Dans une vidéo postée sur le compte Instagram de son époux, Brigitte Macron, au 10 Downing Street, se demande où est Larry, le chat de la résidence des premiers ministres britanniques. Un animal qui n’a que faire du protocole, mais n’en est pas moins une célébrité.
Elle l’a cherché du regard, a peut-être incliné discrètement la tête pour scruter le dessous d’une chaise, le fond d’un canapé, mais il ne s’est pas montré. Dans une vidéo publiée le 3 septembre sur le compte Instagram d’Emmanuel Macron, on peut voir le couple présidentiel accompagné du premier ministre Andy Burnham et de son épouse dans un salon du 10 Downing Street. Et la première dame française s’interroger : «Juste un regret : Larry ? Où est le chat ?» Réponse d’Andy Burnham : «Il n’est pas disponible.»
Emmanuel Macron tente alors une plaisanterie : «J’espère qu’il n’est pas au British Museum». En effet, c’est là que le couple présidentiel s’est rendu, lundi 2 septembre, pour l’inauguration de l’exposition de la tapisserie de Bayeux, prêtée par la France. Et l’on ne peut qu’imaginer les dégâts considérables que le chat de la résidence des premiers ministres britanniques aurait pu infliger à la vénérable broderie du XIe siècle.
À lire aussi
De «Blind Date» au 10 Downing Street : qui est Marie-France van Heel, la nouvelle Première dame britannique ?
Pourtant, Larry est lui-même (presque) une antiquité : le chat, «attrapeur de souris en chef» (c’est son titre officiel) du 10 Downing Street, a 19 ans, âge duquel Andy Burnham, dans la vidéo, s’étonne encore.
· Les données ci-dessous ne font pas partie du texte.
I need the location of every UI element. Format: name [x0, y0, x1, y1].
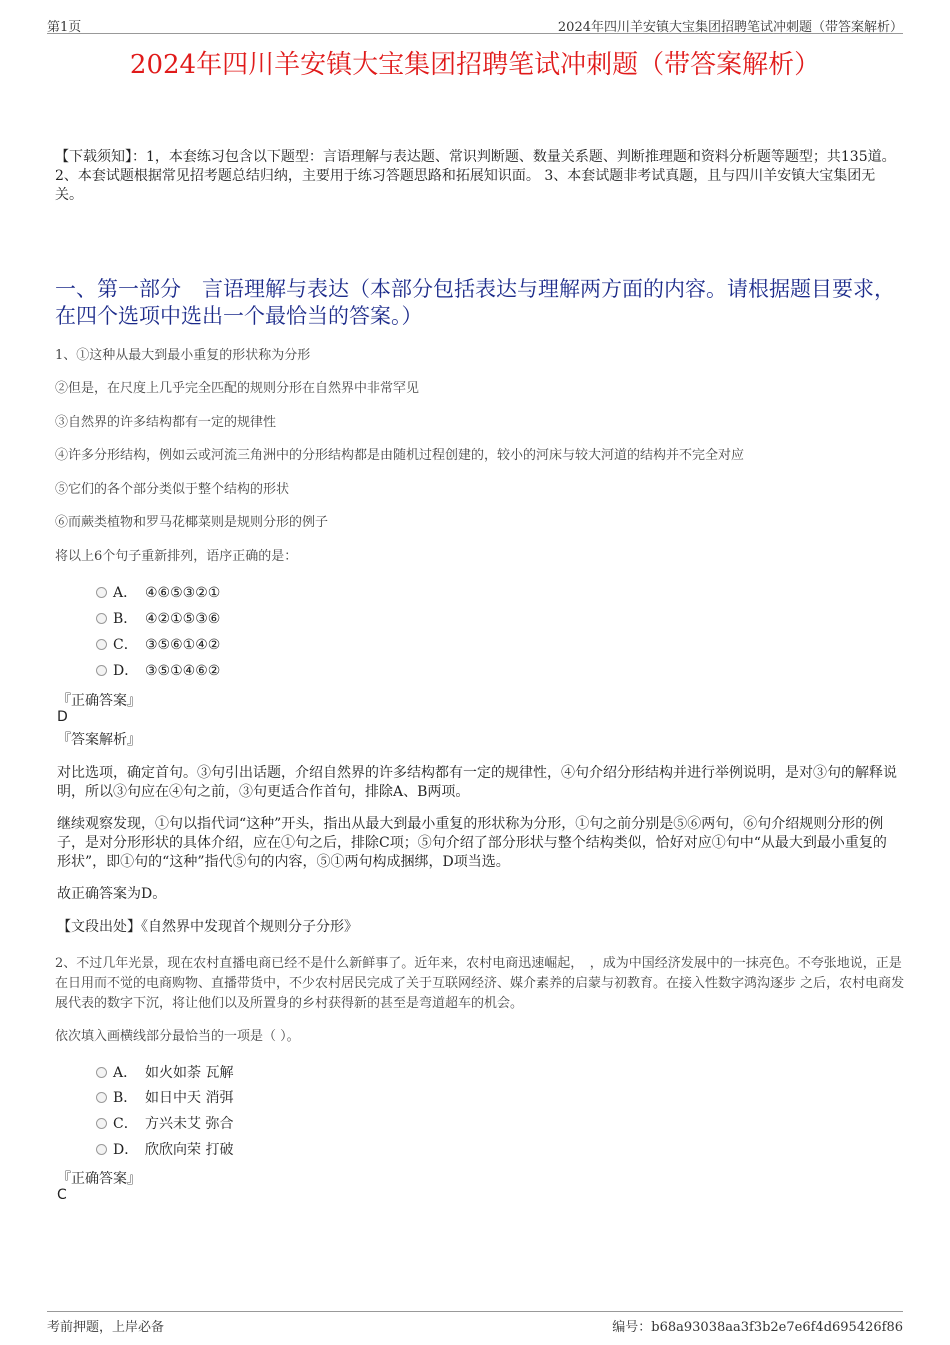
radio-icon[interactable]: [96, 639, 107, 650]
footer-slogan: 考前押题，上岸必备: [47, 1320, 165, 1335]
q2-stem: 2、不过几年光景，现在农村直播电商已经不是什么新鲜事了。近年来，农村电商迅速崛起， ，成为中国经济发展中的一抹亮色。不夸张地说，正是在日用而不觉的电商购物、直播带货中，不少农村居民完成了关于互联网经济、媒介素养的启蒙与初教育。在接入性数字鸿沟逐步 之后，农村电商发展代表的数字下沉，将让他们以及所置身的乡村获得新的甚至是弯道超车的机会。: [55, 956, 905, 1011]
page-number: 第1页: [47, 20, 82, 35]
download-notice: 【下载须知】：1，本套练习包含以下题型：言语理解与表达题、常识判断题、数量关系题、判断推理题和资料分析题等题型；共135道。 2、本套试题根据常见招考题总结归纳，主要用于练习答题思路和拓展知识面。 3、本套试题非考试真题，且与四川羊安镇大宝集团无关。: [55, 149, 896, 203]
q1-sentence-6: ⑥而蕨类植物和罗马花椰菜则是规则分形的例子: [55, 515, 329, 530]
footer-serial: 编号：b68a93038aa3f3b2e7e6f4d695426f86: [612, 1320, 903, 1335]
q2-prompt: 依次填入画横线部分最恰当的一项是（ ）。: [55, 1029, 300, 1044]
q1-analysis-label: 『答案解析』: [57, 732, 141, 748]
q2-option-c[interactable]: C． 方兴未艾 弥合: [96, 1115, 233, 1133]
q1-analysis-3: 故正确答案为D。: [57, 886, 167, 902]
q1-option-c[interactable]: C． ③⑤⑥①④②: [96, 636, 220, 654]
header-doc-title: 2024年四川羊安镇大宝集团招聘笔试冲刺题（带答案解析）: [557, 20, 903, 35]
q1-answer-label: 『正确答案』: [57, 693, 141, 709]
radio-icon[interactable]: [96, 1067, 107, 1078]
page-title: 2024年四川羊安镇大宝集团招聘笔试冲刺题（带答案解析）: [129, 50, 821, 80]
page-header: [47, 14, 903, 34]
q1-analysis-1: 对比选项，确定首句。③句引出话题，介绍自然界的许多结构都有一定的规律性，④句介绍分形结构并进行举例说明，是对③句的解释说明，所以③句应在④句之前，③句更适合作首句，排除A、B两项。: [57, 765, 897, 800]
radio-icon[interactable]: [96, 613, 107, 624]
q1-answer: D: [57, 709, 68, 725]
q1-option-b[interactable]: B． ④②①⑤③⑥: [96, 610, 220, 628]
q1-prompt: 将以上6个句子重新排列，语序正确的是：: [55, 549, 298, 564]
radio-icon[interactable]: [96, 1144, 107, 1155]
q1-analysis-2: 继续观察发现，①句以指代词“这种”开头，指出从最大到最小重复的形状称为分形，①句之前分别是⑤⑥两句，⑥句介绍规则分形的例子，是对分形形状的具体介绍，应在①句之后，排除C项；⑤句介绍了部分形状与整个结构类似，恰好对应①句中“从最大到最小重复的形状”，即①句的“这种”指代⑤句的内容，⑤①两句构成捆绑，D项当选。: [57, 816, 887, 870]
radio-icon[interactable]: [96, 1118, 107, 1129]
radio-icon[interactable]: [96, 587, 107, 598]
q1-sentence-3: ③自然界的许多结构都有一定的规律性: [55, 415, 277, 430]
q1-sentence-5: ⑤它们的各个部分类似于整个结构的形状: [55, 482, 290, 497]
page-footer: [47, 1311, 903, 1335]
radio-icon[interactable]: [96, 665, 107, 676]
q2-option-a[interactable]: A． 如火如荼 瓦解: [96, 1064, 233, 1082]
q1-sentence-1: 1、①这种从最大到最小重复的形状称为分形: [55, 348, 311, 363]
q1-sentence-2: ②但是，在尺度上几乎完全匹配的规则分形在自然界中非常罕见: [55, 381, 420, 396]
q2-answer-label: 『正确答案』: [57, 1171, 141, 1187]
radio-icon[interactable]: [96, 1092, 107, 1103]
q2-option-b[interactable]: B． 如日中天 消弭: [96, 1089, 233, 1107]
q1-source: 【文段出处】《自然界中发现首个规则分子分形》: [57, 919, 358, 935]
q1-sentence-4: ④许多分形结构，例如云或河流三角洲中的分形结构都是由随机过程创建的，较小的河床与较大河道的结构并不完全对应: [55, 448, 745, 463]
q1-option-d[interactable]: D． ③⑤①④⑥②: [96, 662, 220, 680]
section-heading: 一、第一部分 言语理解与表达（本部分包括表达与理解两方面的内容。请根据题目要求，在四个选项中选出一个最恰当的答案。）: [55, 277, 895, 328]
q2-option-d[interactable]: D． 欣欣向荣 打破: [96, 1141, 233, 1159]
q2-answer: C: [57, 1187, 67, 1203]
q1-option-a[interactable]: A． ④⑥⑤③②①: [96, 584, 220, 602]
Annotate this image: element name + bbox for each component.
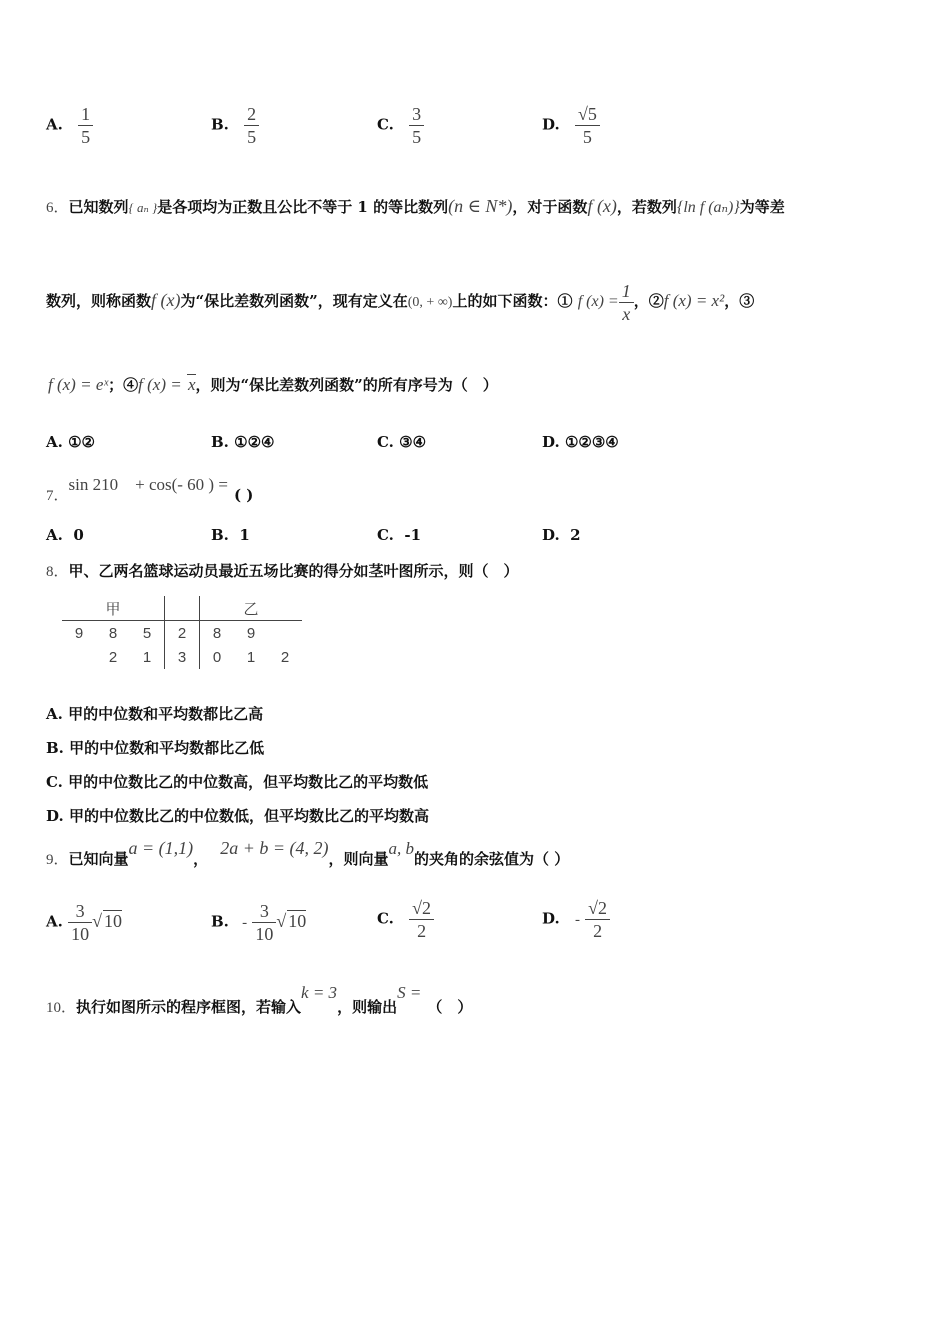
vector-expression: 2a + b = (4, 2) xyxy=(220,838,329,858)
fraction: $\frac{1}{5}$ xyxy=(78,103,93,148)
question-number: 10． xyxy=(46,1000,77,1016)
q9-option-d: D. - $\frac{√2}{2}$ xyxy=(542,897,610,942)
domain-interval: (0, + ∞) xyxy=(407,295,453,311)
option-label: A. xyxy=(46,115,63,134)
q9-option-c: C. $\frac{√2}{2}$ xyxy=(377,897,434,942)
q7-option-a: A. 0 xyxy=(46,526,84,544)
function: f (x) xyxy=(587,196,617,216)
fraction: $\frac{2}{5}$ xyxy=(244,103,259,148)
q8-option-b: B. 甲的中位数和平均数都比乙低 xyxy=(46,739,265,757)
vectors: a, b xyxy=(388,839,414,858)
condition: (n ∈ N*) xyxy=(448,196,513,216)
header-right: 乙 xyxy=(243,600,259,618)
option-label: D. xyxy=(542,115,560,134)
q9-stem: 9．已知向量a = (1,1)，2a + b = (4, 2)，则向量a, b的夹角的余弦值为（ ） xyxy=(46,838,570,868)
question-number: 8． xyxy=(46,564,69,580)
vector-a: a = (1,1) xyxy=(128,838,194,858)
function-1: f (x) = $\frac{1}{x}$ xyxy=(578,293,634,310)
stem: 3 xyxy=(165,645,200,669)
stem: 2 xyxy=(165,621,200,646)
q6-option-a: A. ①② xyxy=(46,433,96,451)
q6-option-c: C. ③④ xyxy=(377,433,427,451)
option-label: B. xyxy=(211,115,229,134)
q7-option-b: B. 1 xyxy=(211,526,250,544)
question-number: 9． xyxy=(46,852,69,868)
q5-option-b xyxy=(211,103,259,148)
q5-option-c xyxy=(377,103,424,148)
sequence: { aₙ } xyxy=(128,200,158,215)
stem-leaf-table xyxy=(62,596,302,669)
output-s: S = xyxy=(397,983,422,1002)
q6-line-1: 6．已知数列{ aₙ }是各项均为正数且公比不等于 1 的等比数列(n ∈ N*)，对于函数f (x)，若数列{ln f (aₙ)}为等差 xyxy=(46,196,785,216)
q6-line-3: f (x) = eˣ；④f (x) = x，则为“保比差数列函数”的所有序号为（ ） xyxy=(48,375,498,394)
option-label: C. xyxy=(377,115,394,134)
q8-option-c: C. 甲的中位数比乙的中位数高，但平均数比乙的平均数低 xyxy=(46,773,429,791)
q8-option-a: A. 甲的中位数和平均数都比乙高 xyxy=(46,705,264,723)
function-4: f (x) = x xyxy=(138,375,196,394)
q9-option-a: A. $\frac{3}{10}$ √ 10 xyxy=(46,901,122,944)
q8-stem: 8．甲、乙两名篮球运动员最近五场比赛的得分如茎叶图所示，则（ ） xyxy=(46,562,519,580)
log-sequence: {ln f (aₙ)} xyxy=(676,199,740,216)
q6-option-b: B. ①②④ xyxy=(211,433,275,451)
function-2: f (x) = x² xyxy=(663,291,725,311)
input-k: k = 3 xyxy=(301,983,338,1002)
stem-leaf-plot xyxy=(62,596,302,669)
question-number: 6． xyxy=(46,200,69,216)
q5-option-d xyxy=(542,103,600,148)
table-row: 2 1 3 0 1 2 xyxy=(62,645,302,669)
q10-stem: 10．执行如图所示的程序框图，若输入k = 3，则输出S =（ ） xyxy=(46,983,473,1016)
header-left: 甲 xyxy=(105,600,121,618)
function: f (x) xyxy=(151,290,181,311)
fraction: $\frac{√5}{5}$ xyxy=(575,103,600,148)
q8-option-d: D. 甲的中位数比乙的中位数低，但平均数比乙的平均数高 xyxy=(46,807,429,825)
q9-option-b: B. - $\frac{3}{10}$ √ 10 xyxy=(211,901,307,944)
q5-option-a xyxy=(46,103,93,148)
expression: sin 210 + cos(- 60 ) = xyxy=(68,475,228,494)
function-3: f (x) = eˣ xyxy=(48,375,109,394)
q7-option-c: C. -1 xyxy=(377,526,422,544)
table-row: 9 8 5 2 8 9 xyxy=(62,621,302,646)
q6-option-d: D. ①②③④ xyxy=(542,433,619,451)
q7-option-d: D. 2 xyxy=(542,526,581,544)
q7-stem: 7．sin 210 + cos(- 60 ) =( ) xyxy=(46,475,254,504)
q6-line-2: 数列，则称函数f (x)为“保比差数列函数”，现有定义在(0, + ∞)上的如下函数：① f (x) = $\frac{1}{x}$ ，②f (x) = x²，③ xyxy=(46,281,755,324)
fraction: $\frac{3}{5}$ xyxy=(409,103,424,148)
question-number: 7． xyxy=(46,488,69,504)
Adopté en 2011 dans un refuge, Larry a vu passer sept premiers ministres, de David Cameron à Andy Burnham en passant par Theresa May, Boris Johnson, Liz Truss, Rishi Sunak et Keir Starmer. Véritable célébrité, on l’a vu dans les bras de Barack Obama (le seul dirigeant à avoir eu ce privilège), s’incruster dans une très officielle photo de Theresa May recevant le couple Trump, ou s’apprêtant tranquillement à accueillir Volodymyr Zelensky au milieu d’un service de sécurité sur les dents.
Donald Trump et Melania Trump sont accueillis devant le n° 10 par Theresa May et Philip May. Et par Larry sur une fenêtre. (Londres, le 4 juin 2019.)
Justin Goff Photos/Getty Images
Soft power
Mais Larry est un chat, Larry fait bien ce qu’il veut. Brigitte Macron n’aura pas eu la chance de rencontrer la bête : pendant que les deux couples devisaient à l’intérieur de la résidence officielle, Larry prenait l’air, et surtout la lumière, devant les caméras du monde entier (dont celle du journaliste Alexandre Seale, qui a posté le résultat sur Instagram). Nonchalant (ce qui n’est pas toujours le cas : on l’a vu, pas plus tard que cet été, déposer une souris morte devant la porte), le chat s’offrait aux objectifs et cajoleries des journalistes, dédaignant leurs miaulements (ridicule) ou leurs questions («Que penses-tu de la tapisserie de Bayeux ?» – un bien beau griffoir, probablement) mais ne disant pas non à quelques caresses bien placées (en haut du dos, s’il vous plaît).
Quand Brigitte et Emmanuel Macron sont sortis pour, à leur tour, prendre la pose devant les caméras, Larry était déjà loin. Reste que c’est son évocation qui sert de «hook» (ces premières secondes d’un format vidéo, qui doivent capter immédiatement l’attention du spectateur) au résumé en images de la visite présidentielle. Un florilège de sourires, d’accolades et de conversations cordiales au son du Crocodile Rock d’Elton John et avec un titre, «Friendship actually», évoquant Love actually, comédie romantique se déroulant en partie au 10 Downing Street : même absent, «Larry the cat» est le personnage d’un scénario pop, redoutable outil de soft power diplomatique ayant sans doute récolté plus de «likes» que de souris. Qu’importe, Larry s’en fiche, Larry fait sa vie. Jamais où on l’attend, mais toujours là où il veut. L’apanage des grands de ce monde, dont il fait définitivement partie.